Bob Neal updates customers on the goings on at his farm with The Turkey Times.

NEW SHARON (AP) – It has been nearly 15 years since Bob Neal left newspapering to devote full time to his free-range turkey farm, but journalism is not completely out of his blood.

Four times a year, Neal publishes The Turkey Times, a newsletter that chronicles the triumphs and setbacks of his business, The Turkey Farm, and keeps him in touch with customers on an array of subjects.

Readers learned, for example, that during this summer’s spell of hot weather, Neal spiked the birds’ automatic waterers with Gatorade to offset potassium loss that can lead to heat-related heart failure.

“We have no idea whether it helps,” he wrote, “but we lost no large toms during the heat.”

The newsletter, which serves as a marketing tool, updates readers on farm activities, turkey health and nutrition, and business-related issues. Like many publications, it is available in print and online.

A Missouri native, Neal worked as an editor for the Kansas City Star and the Montreal Gazette before ending his career in journalism at the Central Maine Morning Sentinel in Waterville. He also taught at the University of Maine and Miami University in Ohio.

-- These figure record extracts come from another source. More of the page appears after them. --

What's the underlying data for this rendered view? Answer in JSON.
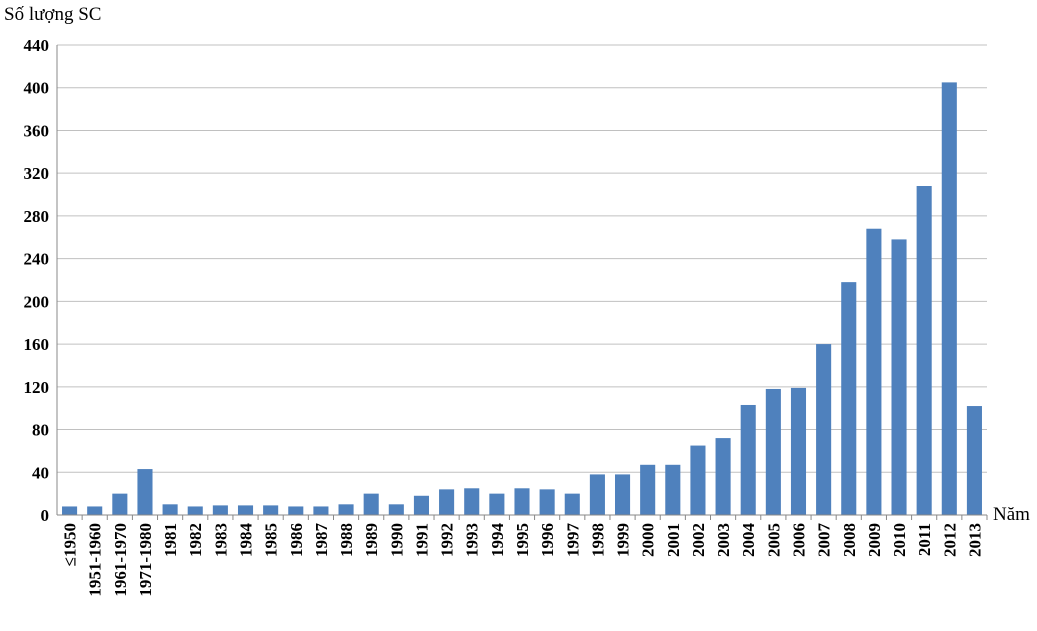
{
  "chart_data": {
    "type": "bar",
    "ylabel": "Số lượng SC",
    "xlabel": "Năm",
    "ylim": [
      0,
      440
    ],
    "yticks": [
      0,
      40,
      80,
      120,
      160,
      200,
      240,
      280,
      320,
      360,
      400,
      440
    ],
    "grid": true,
    "bar_color": "#4f81bd",
    "grid_color": "#c0c0c0",
    "categories": [
      "≤1950",
      "1951-1960",
      "1961-1970",
      "1971-1980",
      "1981",
      "1982",
      "1983",
      "1984",
      "1985",
      "1986",
      "1987",
      "1988",
      "1989",
      "1990",
      "1991",
      "1992",
      "1993",
      "1994",
      "1995",
      "1996",
      "1997",
      "1998",
      "1999",
      "2000",
      "2001",
      "2002",
      "2003",
      "2004",
      "2005",
      "2006",
      "2007",
      "2008",
      "2009",
      "2010",
      "2011",
      "2012",
      "2013"
    ],
    "values": [
      8,
      8,
      20,
      43,
      10,
      8,
      9,
      9,
      9,
      8,
      8,
      10,
      20,
      10,
      18,
      24,
      25,
      20,
      25,
      24,
      20,
      38,
      38,
      47,
      47,
      65,
      72,
      103,
      118,
      119,
      160,
      218,
      268,
      258,
      308,
      405,
      102
    ]
  }
}
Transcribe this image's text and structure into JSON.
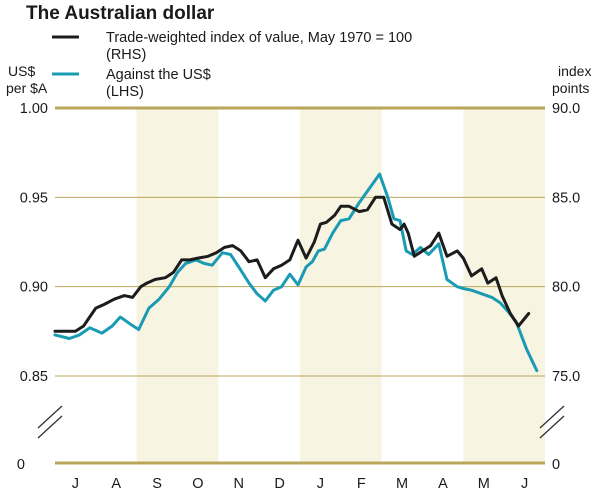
{
  "chart_data": {
    "type": "line",
    "title": "The Australian dollar",
    "left_axis_label": [
      "US$",
      "per $A"
    ],
    "right_axis_label": [
      "index",
      "points"
    ],
    "left_axis": {
      "range": [
        0.85,
        1.0
      ],
      "ticks": [
        "1.00",
        "0.95",
        "0.90",
        "0.85"
      ],
      "tick_values": [
        1.0,
        0.95,
        0.9,
        0.85
      ],
      "zero_label": "0"
    },
    "right_axis": {
      "range": [
        75,
        90
      ],
      "ticks": [
        "90.0",
        "85.0",
        "80.0",
        "75.0"
      ],
      "tick_values": [
        90,
        85,
        80,
        75
      ],
      "zero_label": "0"
    },
    "x_categories": [
      "J",
      "A",
      "S",
      "O",
      "N",
      "D",
      "J",
      "F",
      "M",
      "A",
      "M",
      "J"
    ],
    "shaded_months": [
      2,
      3,
      6,
      7,
      10,
      11
    ],
    "colors": {
      "twi": "#1c1c1c",
      "usd": "#1a9bb4",
      "band": "#f7f4e2",
      "axis": "#b9a65a"
    },
    "series": [
      {
        "name": "Trade-weighted index of value, May 1970 = 100",
        "legend_label": "Trade-weighted index of value, May 1970 = 100",
        "legend_sub": "(RHS)",
        "axis": "right",
        "color_key": "twi",
        "x": [
          0,
          0.3,
          0.5,
          0.7,
          0.85,
          1.0,
          1.2,
          1.45,
          1.7,
          1.9,
          2.1,
          2.25,
          2.45,
          2.7,
          2.9,
          3.1,
          3.3,
          3.5,
          3.75,
          3.95,
          4.15,
          4.35,
          4.55,
          4.75,
          4.95,
          5.15,
          5.35,
          5.55,
          5.75,
          5.95,
          6.15,
          6.35,
          6.5,
          6.65,
          6.85,
          7.0,
          7.2,
          7.45,
          7.65,
          7.85,
          8.05,
          8.25,
          8.45,
          8.55,
          8.65,
          8.8,
          9.0,
          9.2,
          9.4,
          9.6,
          9.85,
          10.0,
          10.2,
          10.45,
          10.6,
          10.8,
          10.95,
          11.15,
          11.35,
          11.6
        ],
        "values": [
          77.5,
          77.5,
          77.5,
          77.8,
          78.3,
          78.8,
          79.0,
          79.3,
          79.5,
          79.4,
          80.0,
          80.2,
          80.4,
          80.5,
          80.8,
          81.5,
          81.5,
          81.6,
          81.7,
          81.9,
          82.2,
          82.3,
          82.0,
          81.4,
          81.5,
          80.5,
          81.0,
          81.2,
          81.5,
          82.6,
          81.6,
          82.5,
          83.5,
          83.6,
          84.0,
          84.5,
          84.5,
          84.2,
          84.3,
          85.0,
          85.0,
          83.5,
          83.2,
          83.5,
          83.0,
          81.7,
          82.0,
          82.3,
          83.0,
          81.7,
          82.0,
          81.6,
          80.6,
          81.0,
          80.2,
          80.5,
          79.5,
          78.5,
          77.8,
          78.5
        ]
      },
      {
        "name": "Against the US$",
        "legend_label": "Against the US$",
        "legend_sub": "(LHS)",
        "axis": "left",
        "color_key": "usd",
        "x": [
          0,
          0.35,
          0.6,
          0.85,
          1.15,
          1.4,
          1.6,
          1.85,
          2.05,
          2.3,
          2.55,
          2.8,
          3.0,
          3.2,
          3.45,
          3.65,
          3.85,
          4.1,
          4.3,
          4.5,
          4.75,
          4.95,
          5.15,
          5.35,
          5.55,
          5.75,
          5.95,
          6.15,
          6.3,
          6.45,
          6.6,
          6.8,
          7.0,
          7.2,
          7.45,
          7.7,
          7.95,
          8.15,
          8.3,
          8.45,
          8.6,
          8.75,
          8.95,
          9.15,
          9.4,
          9.6,
          9.85,
          10.0,
          10.2,
          10.45,
          10.7,
          10.9,
          11.1,
          11.3,
          11.55,
          11.8
        ],
        "values": [
          0.873,
          0.871,
          0.873,
          0.877,
          0.874,
          0.878,
          0.883,
          0.879,
          0.876,
          0.888,
          0.893,
          0.9,
          0.908,
          0.913,
          0.915,
          0.913,
          0.912,
          0.919,
          0.918,
          0.911,
          0.902,
          0.896,
          0.892,
          0.898,
          0.9,
          0.907,
          0.901,
          0.911,
          0.914,
          0.92,
          0.921,
          0.93,
          0.937,
          0.938,
          0.947,
          0.955,
          0.963,
          0.95,
          0.938,
          0.937,
          0.92,
          0.918,
          0.922,
          0.918,
          0.924,
          0.904,
          0.9,
          0.899,
          0.898,
          0.896,
          0.894,
          0.891,
          0.886,
          0.88,
          0.865,
          0.853
        ]
      }
    ]
  }
}
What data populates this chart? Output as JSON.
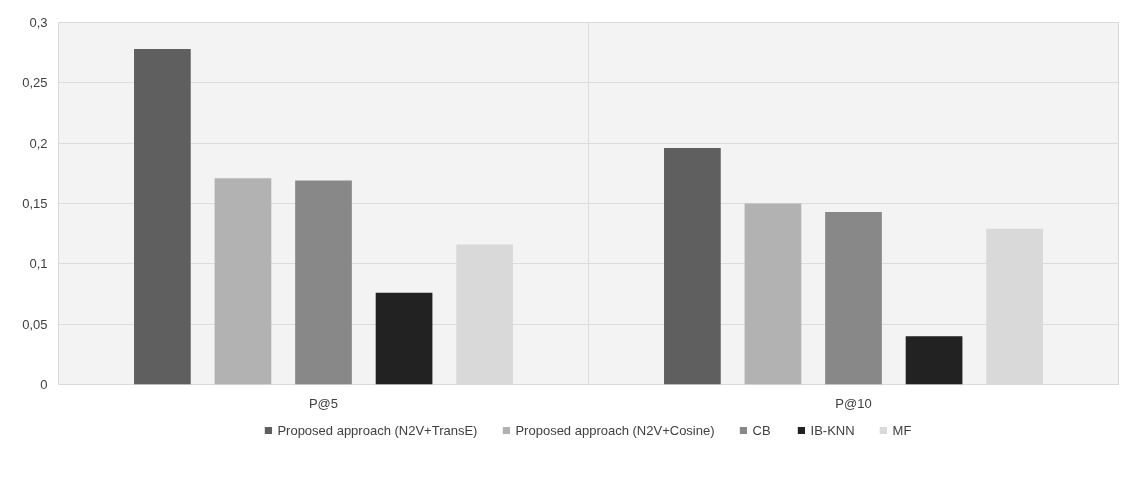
{
  "chart_data": {
    "type": "bar",
    "categories": [
      "P@5",
      "P@10"
    ],
    "series": [
      {
        "name": "Proposed approach (N2V+TransE)",
        "color": "#5f5f5f",
        "values": [
          0.278,
          0.196
        ]
      },
      {
        "name": "Proposed approach (N2V+Cosine)",
        "color": "#b2b2b2",
        "values": [
          0.171,
          0.15
        ]
      },
      {
        "name": "CB",
        "color": "#888888",
        "values": [
          0.169,
          0.143
        ]
      },
      {
        "name": "IB-KNN",
        "color": "#222222",
        "values": [
          0.076,
          0.04
        ]
      },
      {
        "name": "MF",
        "color": "#d9d9d9",
        "values": [
          0.116,
          0.129
        ]
      }
    ],
    "ylim": [
      0,
      0.3
    ],
    "yticks": [
      0,
      {
        "value": 0.05,
        "label": "0,05"
      },
      {
        "value": 0.1,
        "label": "0,1"
      },
      {
        "value": 0.15,
        "label": "0,15"
      },
      {
        "value": 0.2,
        "label": "0,2"
      },
      {
        "value": 0.25,
        "label": "0,25"
      },
      {
        "value": 0.3,
        "label": "0,3"
      }
    ],
    "grid": true,
    "legend": "bottom"
  }
}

His career switch in 1990 stemmed from a love of gardening that took root 14 years earlier when his sister gave him six tomato plants that he planted in his backyard.

At first, he tried his hand at market gardening. “I soon realized that I wouldn’t make a living raising radishes and lettuce, but people kept coming back for turkeys,” he said.

Aside from The Turkey Times, he doesn’t seem nostalgic for his old profession.

“I always wanted to be a publisher, and this is the best I’m going to be able to do,” he said.

As for former supervisors who may have given him a hard time?

“I like to say that I’d been working for turkeys all my life and now the turkeys have to work for me.”

But farming involves long hours and hard work, and Neal finds that he can’t tote 88-pound bags of grain as easily as he used to. He is looking at ways to cut back. And with the couple’s two grown sons uninterested in carrying on the business, its days are numbered.

“When I turn 70 – in 2010 – that’s the end of The Turkey Farm,” Neal said.